Because of the feelings of Rowe and other family members, Diana Rowe Pauls no longer wears a button with her brother's picture. But she has not changed her views about the U.S. mission in Iraq and whether her brother died in vain.

"It breaks my heart that Dawn is upset with me," Pauls said in a telephone interview from Idaho. "I've noticed a lot of people like Dawn have to hang on to the idea that Mr. Bush is the president and so we have to follow him without asking questions."

Rowe said she has no problem with her sister-in-law and other people debating the war but she wishes they would talk to soldiers and Marines about progress "on the ground" and whether they still believe in the mission.

She appreciates the concern and sympathy shown but bridles at the assumption that because her husband was killed she now opposes the war in the manner of Cindy Sheehan or her sister-in-law, or agrees that U.S. forces should be withdrawn.

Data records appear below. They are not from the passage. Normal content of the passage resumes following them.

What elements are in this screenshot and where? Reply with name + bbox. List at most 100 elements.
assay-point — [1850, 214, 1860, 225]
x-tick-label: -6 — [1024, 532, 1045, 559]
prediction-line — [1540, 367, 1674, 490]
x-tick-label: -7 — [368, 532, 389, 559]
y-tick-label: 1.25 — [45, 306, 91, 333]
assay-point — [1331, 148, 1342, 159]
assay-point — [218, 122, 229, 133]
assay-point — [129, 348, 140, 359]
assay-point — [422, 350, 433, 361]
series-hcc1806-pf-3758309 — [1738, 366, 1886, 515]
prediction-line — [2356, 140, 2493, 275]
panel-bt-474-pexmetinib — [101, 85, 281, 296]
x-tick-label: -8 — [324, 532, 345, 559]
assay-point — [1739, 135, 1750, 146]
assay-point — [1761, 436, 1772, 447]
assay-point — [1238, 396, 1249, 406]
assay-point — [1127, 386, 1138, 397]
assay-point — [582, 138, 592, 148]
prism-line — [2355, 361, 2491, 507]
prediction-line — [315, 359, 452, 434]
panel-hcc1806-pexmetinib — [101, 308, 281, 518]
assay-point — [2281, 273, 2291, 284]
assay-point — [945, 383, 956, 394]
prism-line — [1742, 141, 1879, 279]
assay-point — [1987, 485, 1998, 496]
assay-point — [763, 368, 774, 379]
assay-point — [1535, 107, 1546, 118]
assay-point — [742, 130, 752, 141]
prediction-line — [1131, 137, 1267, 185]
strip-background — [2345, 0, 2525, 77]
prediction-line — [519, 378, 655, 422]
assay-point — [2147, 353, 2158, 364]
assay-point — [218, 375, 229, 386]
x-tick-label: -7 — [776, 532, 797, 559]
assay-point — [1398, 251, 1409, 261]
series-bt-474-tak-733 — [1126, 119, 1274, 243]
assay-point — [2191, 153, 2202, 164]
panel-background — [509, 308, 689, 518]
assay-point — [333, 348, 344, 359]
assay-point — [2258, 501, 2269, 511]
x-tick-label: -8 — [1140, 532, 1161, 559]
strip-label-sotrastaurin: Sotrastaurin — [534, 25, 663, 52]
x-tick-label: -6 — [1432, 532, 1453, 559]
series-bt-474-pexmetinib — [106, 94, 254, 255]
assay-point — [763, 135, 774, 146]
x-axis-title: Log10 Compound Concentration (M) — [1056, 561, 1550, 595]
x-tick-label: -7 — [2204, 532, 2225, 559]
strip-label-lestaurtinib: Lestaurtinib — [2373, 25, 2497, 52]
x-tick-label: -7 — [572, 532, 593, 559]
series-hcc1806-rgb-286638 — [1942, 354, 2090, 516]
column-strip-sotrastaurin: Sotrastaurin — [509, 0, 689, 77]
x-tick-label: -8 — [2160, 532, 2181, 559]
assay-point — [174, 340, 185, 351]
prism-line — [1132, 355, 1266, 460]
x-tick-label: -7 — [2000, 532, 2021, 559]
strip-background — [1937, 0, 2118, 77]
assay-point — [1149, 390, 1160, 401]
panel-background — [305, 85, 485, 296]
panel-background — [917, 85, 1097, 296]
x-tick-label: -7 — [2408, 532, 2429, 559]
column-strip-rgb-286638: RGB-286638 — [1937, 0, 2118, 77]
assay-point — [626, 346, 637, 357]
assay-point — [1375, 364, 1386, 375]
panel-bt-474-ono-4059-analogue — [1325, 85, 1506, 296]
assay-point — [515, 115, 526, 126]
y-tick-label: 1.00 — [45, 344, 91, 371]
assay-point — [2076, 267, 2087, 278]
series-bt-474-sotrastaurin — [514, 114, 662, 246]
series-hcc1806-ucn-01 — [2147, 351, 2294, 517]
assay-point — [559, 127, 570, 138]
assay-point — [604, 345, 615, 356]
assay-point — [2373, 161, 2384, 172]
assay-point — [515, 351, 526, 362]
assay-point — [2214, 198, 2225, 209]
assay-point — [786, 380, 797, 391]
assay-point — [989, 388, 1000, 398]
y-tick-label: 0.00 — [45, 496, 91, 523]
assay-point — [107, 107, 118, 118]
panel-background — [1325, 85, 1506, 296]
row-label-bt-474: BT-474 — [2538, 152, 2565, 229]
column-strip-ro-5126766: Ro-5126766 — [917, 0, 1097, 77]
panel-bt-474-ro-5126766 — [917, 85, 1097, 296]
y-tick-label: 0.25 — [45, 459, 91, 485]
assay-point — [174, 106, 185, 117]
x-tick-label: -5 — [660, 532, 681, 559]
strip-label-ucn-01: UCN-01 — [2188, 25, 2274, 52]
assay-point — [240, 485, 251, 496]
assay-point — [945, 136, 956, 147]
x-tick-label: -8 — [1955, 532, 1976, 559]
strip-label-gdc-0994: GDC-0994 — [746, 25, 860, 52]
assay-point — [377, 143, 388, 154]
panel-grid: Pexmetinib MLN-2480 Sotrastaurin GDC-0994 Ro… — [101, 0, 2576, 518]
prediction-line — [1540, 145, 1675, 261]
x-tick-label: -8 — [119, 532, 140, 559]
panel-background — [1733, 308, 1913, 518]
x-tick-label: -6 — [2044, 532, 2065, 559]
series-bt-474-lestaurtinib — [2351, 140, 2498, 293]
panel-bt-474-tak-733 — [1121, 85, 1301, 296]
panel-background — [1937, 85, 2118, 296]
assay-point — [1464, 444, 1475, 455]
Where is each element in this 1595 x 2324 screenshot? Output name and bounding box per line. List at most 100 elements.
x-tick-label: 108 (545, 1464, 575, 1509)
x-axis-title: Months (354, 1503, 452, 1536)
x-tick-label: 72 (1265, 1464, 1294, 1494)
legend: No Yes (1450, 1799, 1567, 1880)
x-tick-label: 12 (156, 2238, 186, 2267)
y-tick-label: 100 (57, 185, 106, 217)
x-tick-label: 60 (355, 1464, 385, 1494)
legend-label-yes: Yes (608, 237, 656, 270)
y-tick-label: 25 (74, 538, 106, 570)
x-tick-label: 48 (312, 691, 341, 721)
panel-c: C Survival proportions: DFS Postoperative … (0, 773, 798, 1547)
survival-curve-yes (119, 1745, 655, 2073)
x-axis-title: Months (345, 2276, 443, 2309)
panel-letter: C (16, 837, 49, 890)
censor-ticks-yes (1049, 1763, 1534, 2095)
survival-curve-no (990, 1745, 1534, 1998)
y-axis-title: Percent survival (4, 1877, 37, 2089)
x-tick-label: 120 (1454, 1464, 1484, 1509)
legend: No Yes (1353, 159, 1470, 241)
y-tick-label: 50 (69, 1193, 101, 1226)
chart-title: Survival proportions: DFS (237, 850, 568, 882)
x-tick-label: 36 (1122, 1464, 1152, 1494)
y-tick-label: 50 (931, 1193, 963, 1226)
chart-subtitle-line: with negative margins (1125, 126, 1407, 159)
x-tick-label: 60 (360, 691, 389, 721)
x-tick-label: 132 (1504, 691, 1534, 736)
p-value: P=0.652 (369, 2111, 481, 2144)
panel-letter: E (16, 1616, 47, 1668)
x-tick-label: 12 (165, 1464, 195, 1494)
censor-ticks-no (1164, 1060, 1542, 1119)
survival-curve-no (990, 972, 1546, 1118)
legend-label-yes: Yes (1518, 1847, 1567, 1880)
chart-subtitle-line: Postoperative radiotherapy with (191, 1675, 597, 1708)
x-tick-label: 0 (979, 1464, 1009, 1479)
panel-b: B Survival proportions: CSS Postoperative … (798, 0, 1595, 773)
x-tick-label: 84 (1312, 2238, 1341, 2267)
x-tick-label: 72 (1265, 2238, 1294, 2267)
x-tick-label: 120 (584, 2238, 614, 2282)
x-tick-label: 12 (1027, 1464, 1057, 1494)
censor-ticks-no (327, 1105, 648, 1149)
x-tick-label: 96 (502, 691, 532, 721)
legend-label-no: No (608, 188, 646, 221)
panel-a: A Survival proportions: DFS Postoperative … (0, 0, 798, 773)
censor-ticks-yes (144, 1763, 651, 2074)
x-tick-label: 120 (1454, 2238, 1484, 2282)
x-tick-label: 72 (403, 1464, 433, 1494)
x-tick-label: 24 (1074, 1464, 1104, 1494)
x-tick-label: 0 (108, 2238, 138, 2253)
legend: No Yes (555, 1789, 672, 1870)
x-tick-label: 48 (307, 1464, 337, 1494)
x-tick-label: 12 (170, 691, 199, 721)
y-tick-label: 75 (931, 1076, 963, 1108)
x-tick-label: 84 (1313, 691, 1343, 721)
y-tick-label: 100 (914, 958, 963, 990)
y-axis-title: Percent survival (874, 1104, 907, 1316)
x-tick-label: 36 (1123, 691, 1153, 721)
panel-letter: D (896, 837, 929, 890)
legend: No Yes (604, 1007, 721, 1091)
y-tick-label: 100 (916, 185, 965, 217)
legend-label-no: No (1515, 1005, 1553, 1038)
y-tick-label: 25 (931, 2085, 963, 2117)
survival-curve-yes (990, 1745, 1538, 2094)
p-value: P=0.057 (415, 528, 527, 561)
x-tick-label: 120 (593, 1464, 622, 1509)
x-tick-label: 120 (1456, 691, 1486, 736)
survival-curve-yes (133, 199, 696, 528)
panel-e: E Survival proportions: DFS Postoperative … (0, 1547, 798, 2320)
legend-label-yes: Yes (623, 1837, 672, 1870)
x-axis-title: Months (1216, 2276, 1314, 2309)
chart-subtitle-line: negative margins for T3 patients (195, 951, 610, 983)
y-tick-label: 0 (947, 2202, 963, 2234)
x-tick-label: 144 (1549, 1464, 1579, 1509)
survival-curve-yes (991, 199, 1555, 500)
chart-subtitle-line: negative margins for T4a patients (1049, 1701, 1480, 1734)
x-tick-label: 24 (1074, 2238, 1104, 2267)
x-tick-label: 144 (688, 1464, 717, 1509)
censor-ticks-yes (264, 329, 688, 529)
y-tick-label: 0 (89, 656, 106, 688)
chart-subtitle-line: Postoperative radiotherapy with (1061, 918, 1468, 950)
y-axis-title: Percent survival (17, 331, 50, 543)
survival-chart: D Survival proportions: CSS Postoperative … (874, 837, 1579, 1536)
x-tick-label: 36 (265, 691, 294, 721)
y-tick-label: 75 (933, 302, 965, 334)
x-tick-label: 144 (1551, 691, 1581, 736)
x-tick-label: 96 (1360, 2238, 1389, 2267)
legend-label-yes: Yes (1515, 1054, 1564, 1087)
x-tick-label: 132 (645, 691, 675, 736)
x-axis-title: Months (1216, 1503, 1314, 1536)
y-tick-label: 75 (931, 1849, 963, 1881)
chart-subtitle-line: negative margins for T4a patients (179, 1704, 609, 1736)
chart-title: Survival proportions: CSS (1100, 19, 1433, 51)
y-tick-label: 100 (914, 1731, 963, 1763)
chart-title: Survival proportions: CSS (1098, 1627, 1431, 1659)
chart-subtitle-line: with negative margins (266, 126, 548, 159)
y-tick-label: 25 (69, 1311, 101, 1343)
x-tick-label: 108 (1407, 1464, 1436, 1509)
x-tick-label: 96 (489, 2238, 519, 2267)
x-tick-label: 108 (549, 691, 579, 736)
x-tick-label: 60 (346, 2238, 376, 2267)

"I don't want anything that will devalue my husband's life or his efforts," she said. "Alan was doing what he wanted to do, and I don't want any pity for that."

Last spring, military prosecutors asked Rowe to write a letter that could be read in an Iraqi court at the trial of four suspects in her husband's death. In her response, she mentioned her husband's tape and his view that "the majority of Iraqi people are good [but] that evil exists everywhere."

In the letter she said she will try to ensure that Blake and Caitlin do not hate even those people responsible for killing their father and that "I will also try to teach them there are reasons worth dying for that are larger than us as individuals or families."

Rowe says that she is different from many of the women whose husbands have been killed in Iraq. Many were living on base or in rental housing when tragedy struck. Their tendency was to seek the comfort of extended families.

"Most of the widows go home," she said recently.

For Rowe, home is the house that she and her husband bought in 2003 in this desert community. She is able to devote full time to raising her children.

She worked for eight years for a publishing company, including selling advertising for a newspaper.

Survivor benefits and her husband's pension after 18 years in the Marine Corps have given the family financial security. Still, the future is uncertain, particularly as Blake and Caitlin get older and begin to ask about their father.

"As a wife, I'd rather be married to a Marine for 11 years who loved his job than be married for 50 years to a banker who was miserable at his job," Rowe said.

"But I'm just not sure the children will feel the same."